The pandemic has led to nimble innovation in the health education sector that will stand the test of time, writes Professor Sandra Carr.


The arrival of COVID-19 led to a swift response from in-person to remote learning and online assessment so that students could continue with their studies in some form.

Professor Sandra Carr

This was most challenging around the learning activities students engage in to prepare for clinical placements, actually engaging in clinical placements or developing the personal and professional attributes of the health care professional. 

Educators quickly recognised the need to create online learning environments that promoted problem solving (clinical reasoning) and replicated small group discussions to support professional values formation and to maintain student engagement.
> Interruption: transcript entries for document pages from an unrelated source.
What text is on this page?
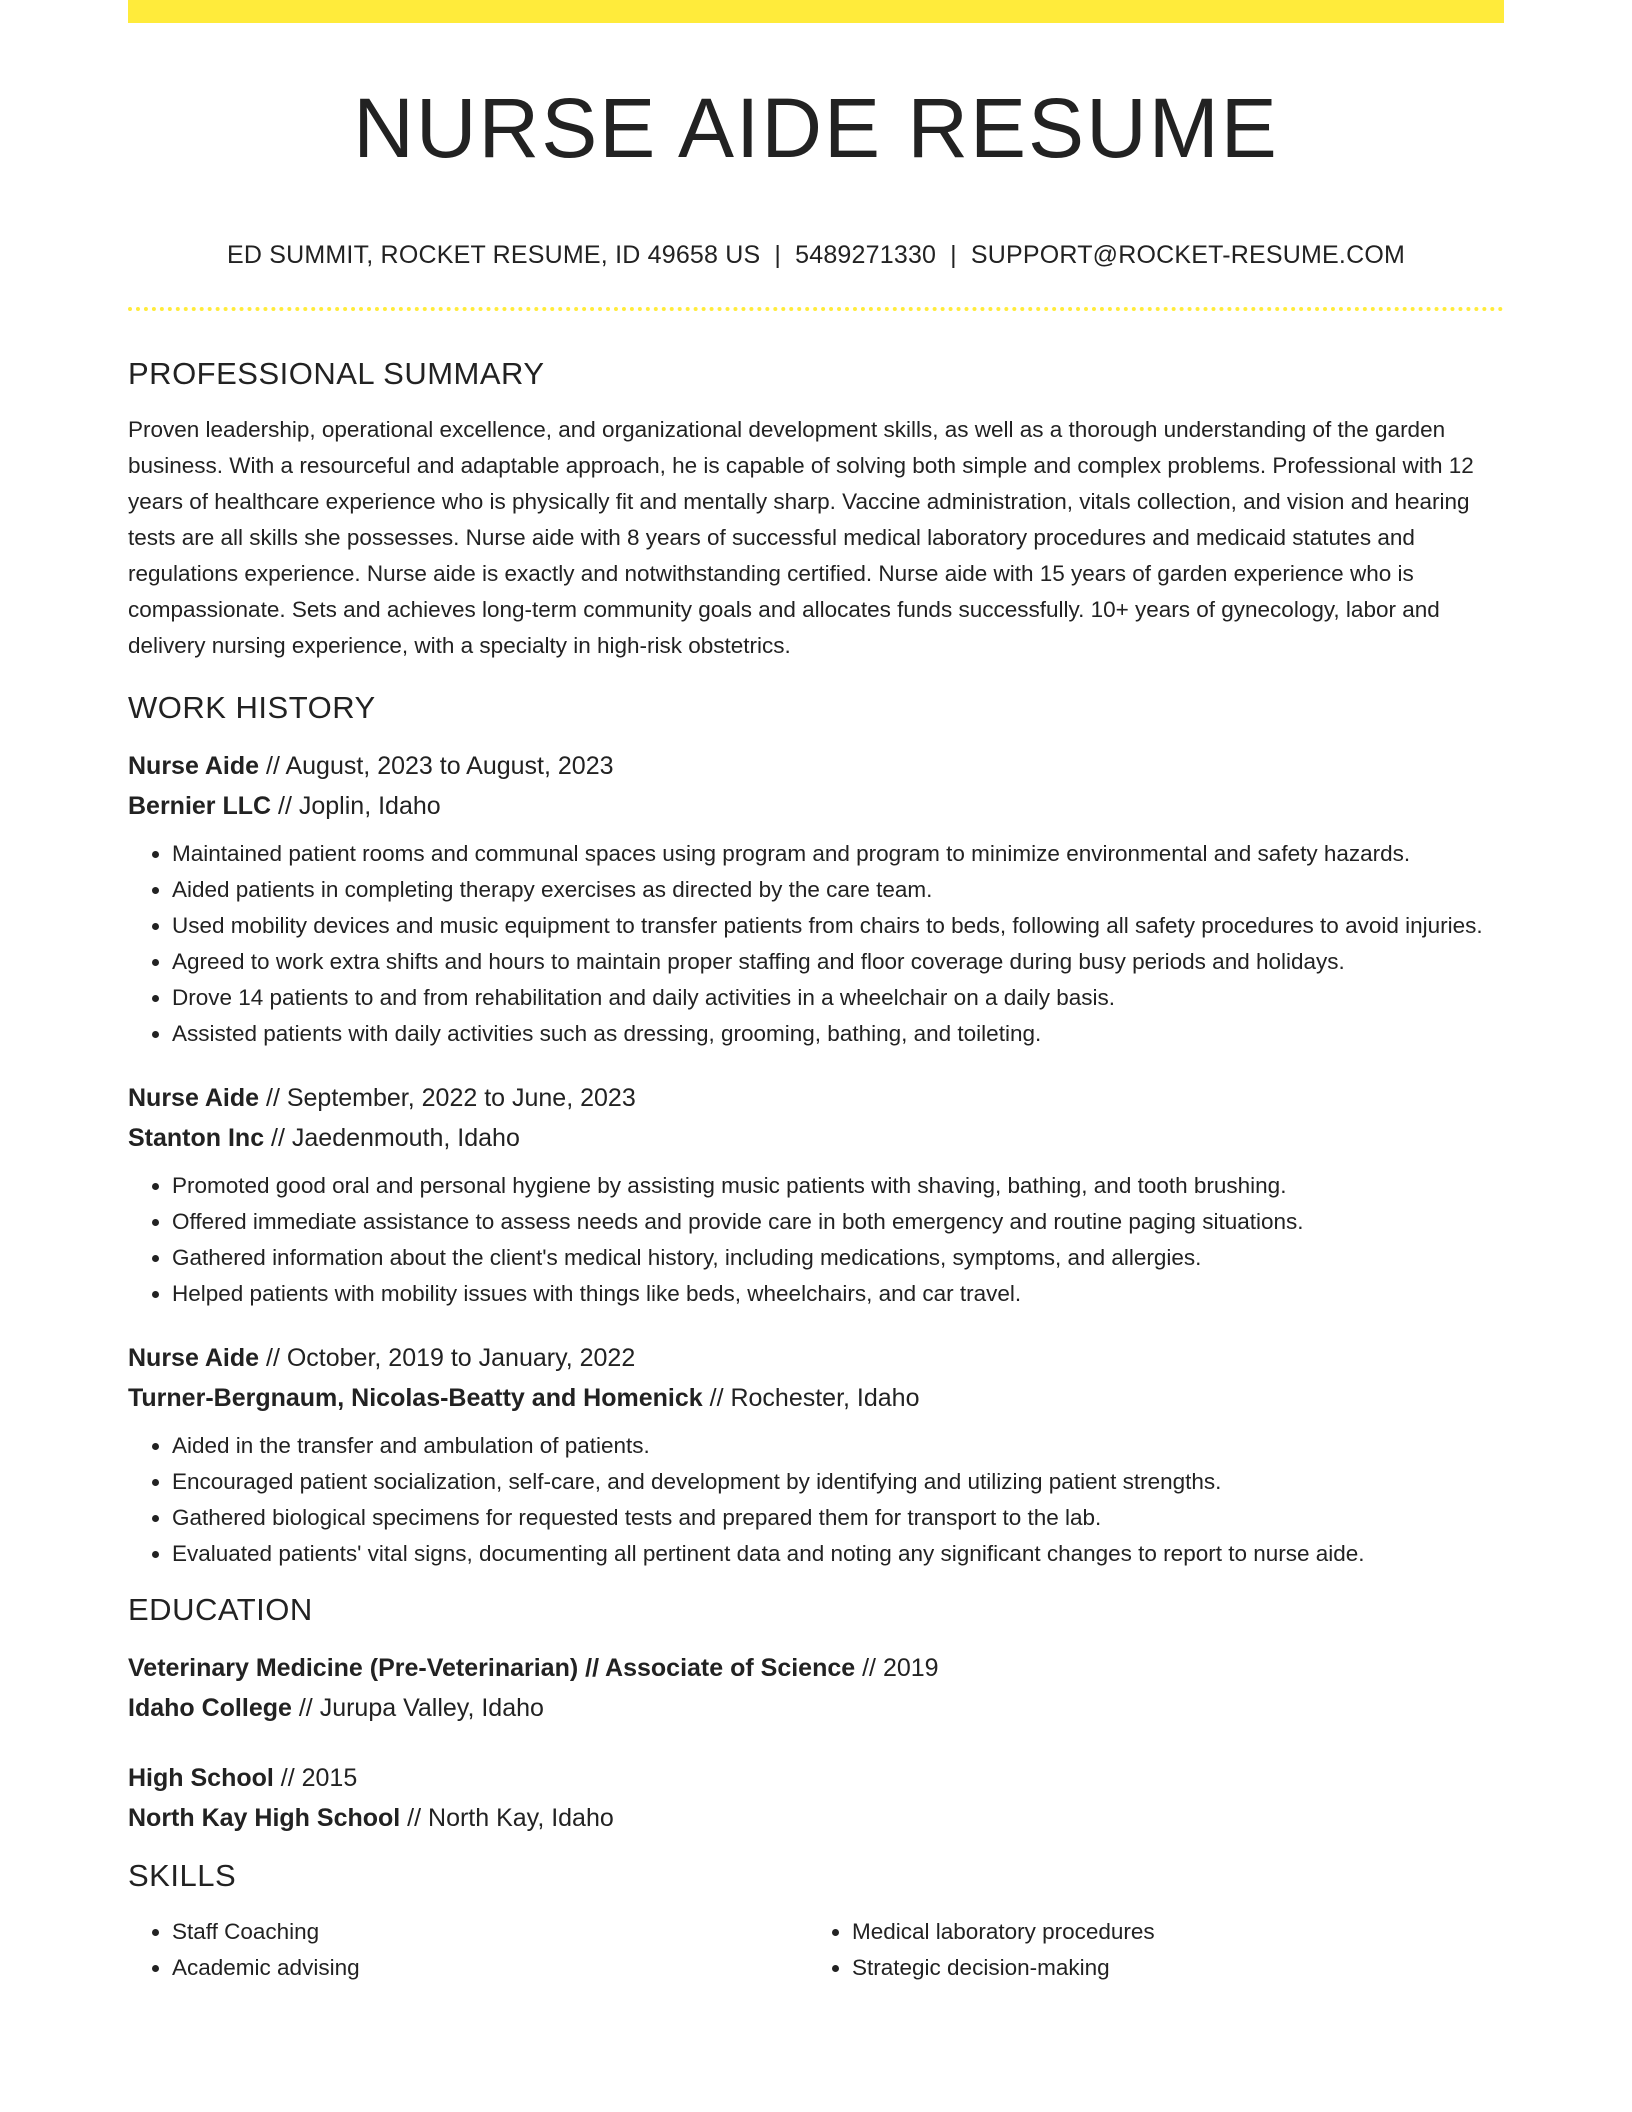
NURSE AIDE RESUME
ED SUMMIT, ROCKET RESUME, ID 49658 US | 5489271330 | SUPPORT@ROCKET-RESUME.COM
PROFESSIONAL SUMMARY

Proven leadership, operational excellence, and organizational development skills, as well as a thorough understanding of the garden business. With a resourceful and adaptable approach, he is capable of solving both simple and complex problems. Professional with 12 years of healthcare experience who is physically fit and mentally sharp. Vaccine administration, vitals collection, and vision and hearing tests are all skills she possesses. Nurse aide with 8 years of successful medical laboratory procedures and medicaid statutes and regulations experience. Nurse aide is exactly and notwithstanding certified. Nurse aide with 15 years of garden experience who is compassionate. Sets and achieves long-term community goals and allocates funds successfully. 10+ years of gynecology, labor and delivery nursing experience, with a specialty in high-risk obstetrics.

WORK HISTORY
Nurse Aide // August, 2023 to August, 2023
Bernier LLC // Joplin, Idaho
• Maintained patient rooms and communal spaces using program and program to minimize environmental and safety hazards.
• Aided patients in completing therapy exercises as directed by the care team.
• Used mobility devices and music equipment to transfer patients from chairs to beds, following all safety procedures to avoid injuries.
• Agreed to work extra shifts and hours to maintain proper staffing and floor coverage during busy periods and holidays.
• Drove 14 patients to and from rehabilitation and daily activities in a wheelchair on a daily basis.
• Assisted patients with daily activities such as dressing, grooming, bathing, and toileting.
Nurse Aide // September, 2022 to June, 2023
Stanton Inc // Jaedenmouth, Idaho
• Promoted good oral and personal hygiene by assisting music patients with shaving, bathing, and tooth brushing.
• Offered immediate assistance to assess needs and provide care in both emergency and routine paging situations.
• Gathered information about the client's medical history, including medications, symptoms, and allergies.
• Helped patients with mobility issues with things like beds, wheelchairs, and car travel.
Nurse Aide // October, 2019 to January, 2022
Turner-Bergnaum, Nicolas-Beatty and Homenick // Rochester, Idaho
• Aided in the transfer and ambulation of patients.
• Encouraged patient socialization, self-care, and development by identifying and utilizing patient strengths.
• Gathered biological specimens for requested tests and prepared them for transport to the lab.
• Evaluated patients' vital signs, documenting all pertinent data and noting any significant changes to report to nurse aide.
EDUCATION
Veterinary Medicine (Pre-Veterinarian) // Associate of Science // 2019
Idaho College // Jurupa Valley, Idaho
High School // 2015
North Kay High School // North Kay, Idaho
SKILLS
• Staff Coaching
• Academic advising
• Medical laboratory procedures
• Strategic decision-making
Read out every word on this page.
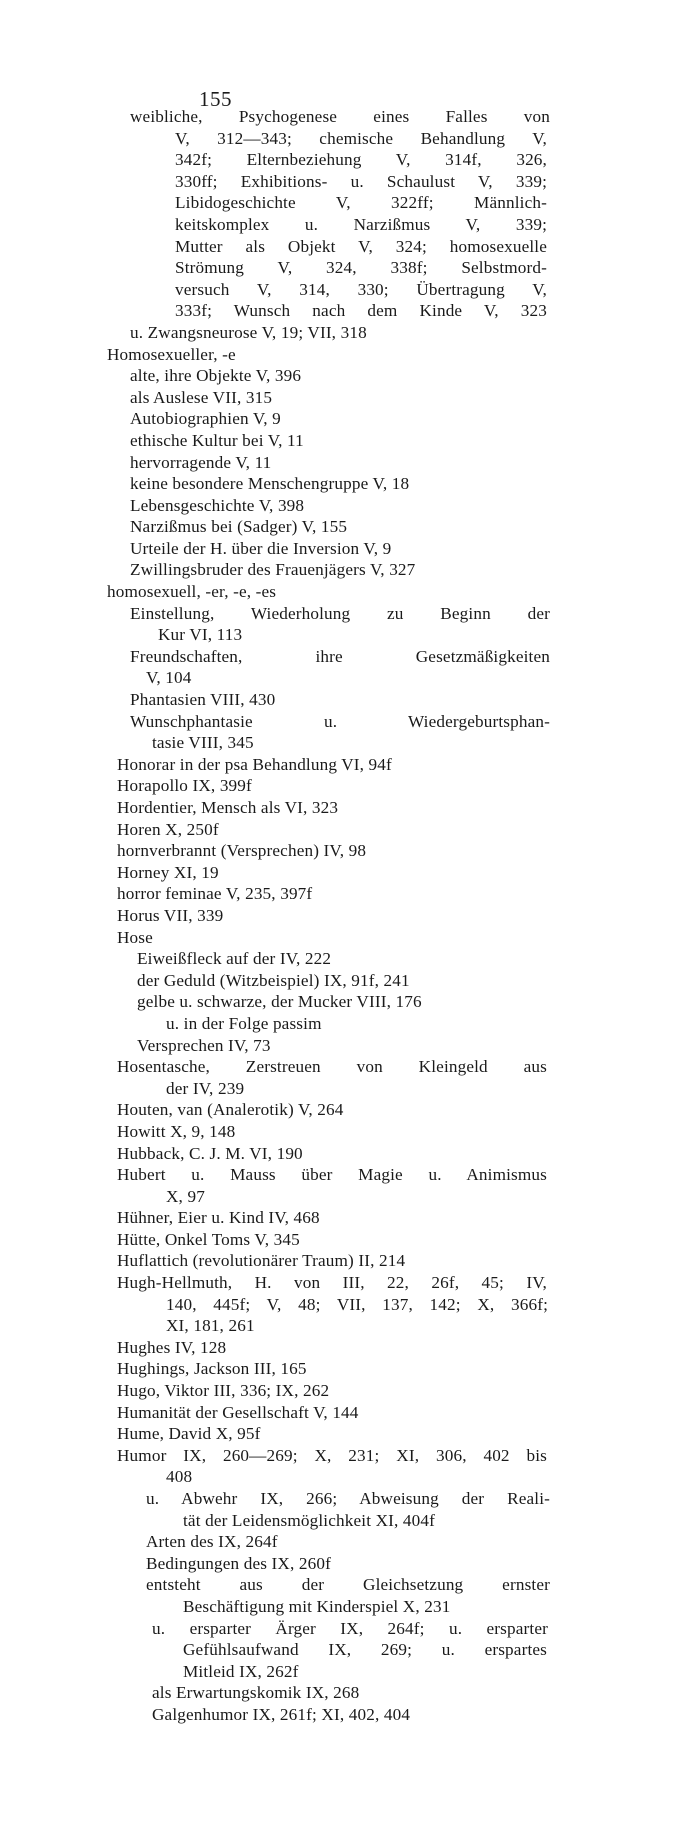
155
weibliche, Psychogenese eines Falles von
V, 312—343; chemische Behandlung V,
342f; Elternbeziehung V, 314f, 326,
330ff; Exhibitions- u. Schaulust V, 339;
Libidogeschichte V, 322ff; Männlich-
keitskomplex u. Narzißmus V, 339;
Mutter als Objekt V, 324; homosexuelle
Strömung V, 324, 338f; Selbstmord-
versuch V, 314, 330; Übertragung V,
333f; Wunsch nach dem Kinde V, 323
u. Zwangsneurose V, 19; VII, 318
Homosexueller, -e
alte, ihre Objekte V, 396
als Auslese VII, 315
Autobiographien V, 9
ethische Kultur bei V, 11
hervorragende V, 11
keine besondere Menschengruppe V, 18
Lebensgeschichte V, 398
Narzißmus bei (Sadger) V, 155
Urteile der H. über die Inversion V, 9
Zwillingsbruder des Frauenjägers V, 327
homosexuell, -er, -e, -es
Einstellung, Wiederholung zu Beginn der
Kur VI, 113
Freundschaften, ihre Gesetzmäßigkeiten
V, 104
Phantasien VIII, 430
Wunschphantasie u. Wiedergeburtsphan-
tasie VIII, 345
Honorar in der psa Behandlung VI, 94f
Horapollo IX, 399f
Hordentier, Mensch als VI, 323
Horen X, 250f
hornverbrannt (Versprechen) IV, 98
Horney XI, 19
horror feminae V, 235, 397f
Horus VII, 339
Hose
Eiweißfleck auf der IV, 222
der Geduld (Witzbeispiel) IX, 91f, 241
gelbe u. schwarze, der Mucker VIII, 176
u. in der Folge passim
Versprechen IV, 73
Hosentasche, Zerstreuen von Kleingeld aus
der IV, 239
Houten, van (Analerotik) V, 264
Howitt X, 9, 148
Hubback, C. J. M. VI, 190
Hubert u. Mauss über Magie u. Animismus
X, 97
Hühner, Eier u. Kind IV, 468
Hütte, Onkel Toms V, 345
Huflattich (revolutionärer Traum) II, 214
Hugh-Hellmuth, H. von III, 22, 26f, 45; IV,
140, 445f; V, 48; VII, 137, 142; X, 366f;
XI, 181, 261
Hughes IV, 128
Hughings, Jackson III, 165
Hugo, Viktor III, 336; IX, 262
Humanität der Gesellschaft V, 144
Hume, David X, 95f
Humor IX, 260—269; X, 231; XI, 306, 402 bis
408
u. Abwehr IX, 266; Abweisung der Reali-
tät der Leidensmöglichkeit XI, 404f
Arten des IX, 264f
Bedingungen des IX, 260f
entsteht aus der Gleichsetzung ernster
Beschäftigung mit Kinderspiel X, 231
u. ersparter Ärger IX, 264f; u. ersparter
Gefühlsaufwand IX, 269; u. erspartes
Mitleid IX, 262f
als Erwartungskomik IX, 268
Galgenhumor IX, 261f; XI, 402, 404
The initial response of students and their teachers was one of anxiety and fear. Deterioration in mental wellbeing since the onset of COVID-19 was initially reported by many students and was one of the main concerns for teachers.

Some student evaluations reported the main negative impacts as effects on social connectedness, success in their studies and stress levels. Concerns related to uncertainty about returning to normal and graduation have also been expressed. We aimed to minimise the period of disruption and reassure and support students through regular and transparent communication to ensure their academic goals were achieved where able.

Once reassured, many students demonstrated their capacity to adapt, changing rapidly their approach to learning to achieve and problem-solve and this extended to international offshore students. 

Many looked for creative ways to respond and made the best of what they had available during lockdown periods. For example, they engaged family members to practise history taking and clinical examination skills such as respiratory system examinations, worked with other students through online platforms and recorded their performance to send to others for peer review and feedback, thereby enhancing their own learning.

When engaging in evaluation around the impact of COVID, most students surveyed returned high scores on scales measuring social-ecological resilience illustrating their adaptive response to adversity, practical adjustment and more stable emotional responding.  

Initially students could not attend clinical placements, which for some has meant a delay in the achievement of skills through workplace experience but this has now been rectified with clinical placement providers generally responding to accommodate additional or extraordinary placements for final year students.

Of course, for some, the anxiety was more overwhelming, but they were supported with frequent and consistent communication and identification of avenues of support along with adjustments to assessments and permission to take leave of absences when required. 

It is worth reflecting on the approaches that worked during this time. Communication and flexibility on the part of educators and students were key. Students recognised that teachers were working hard and creatively to teach to the same standards, so were patient and collaborative and took responsibility for being self-directed, adult learners. 

Many educators in the health professions are talking about how the pandemic has progressed education to a place we have been trying to reach for some time. A place with more blended learning, that in many instances are student-centred, authentic and encouraging collaborative learning.

For some schools the use of online simulation with virtual and augmented reality or gamification has progressed more quickly and there has been a shift with the use of telehealth not only for delivery of health care but also for education. 

However, there are things to be cautious about. 

As we move more deliberately from on-campus to remote learning, issues related to access and equity are raised. Universities have also needed to explore cybersecurity to ensure continuity of teaching and learning. What methods work best in a remote environment will differ by discipline and the technology available, but more support for teachers in the use of technology and how to share best practice is required.

My experience suggests that, even with its challenges, it was a success. Despite restrictions and compromise the students reported beneficial aspects to working online and demonstrated a sense of camaraderie and professionalism while developing digital learning skills that are proving essential for learners and applicable for health professionals in the 21st century. 

ED: Professor Carr is head of the Division of Health Professions Education at UWA.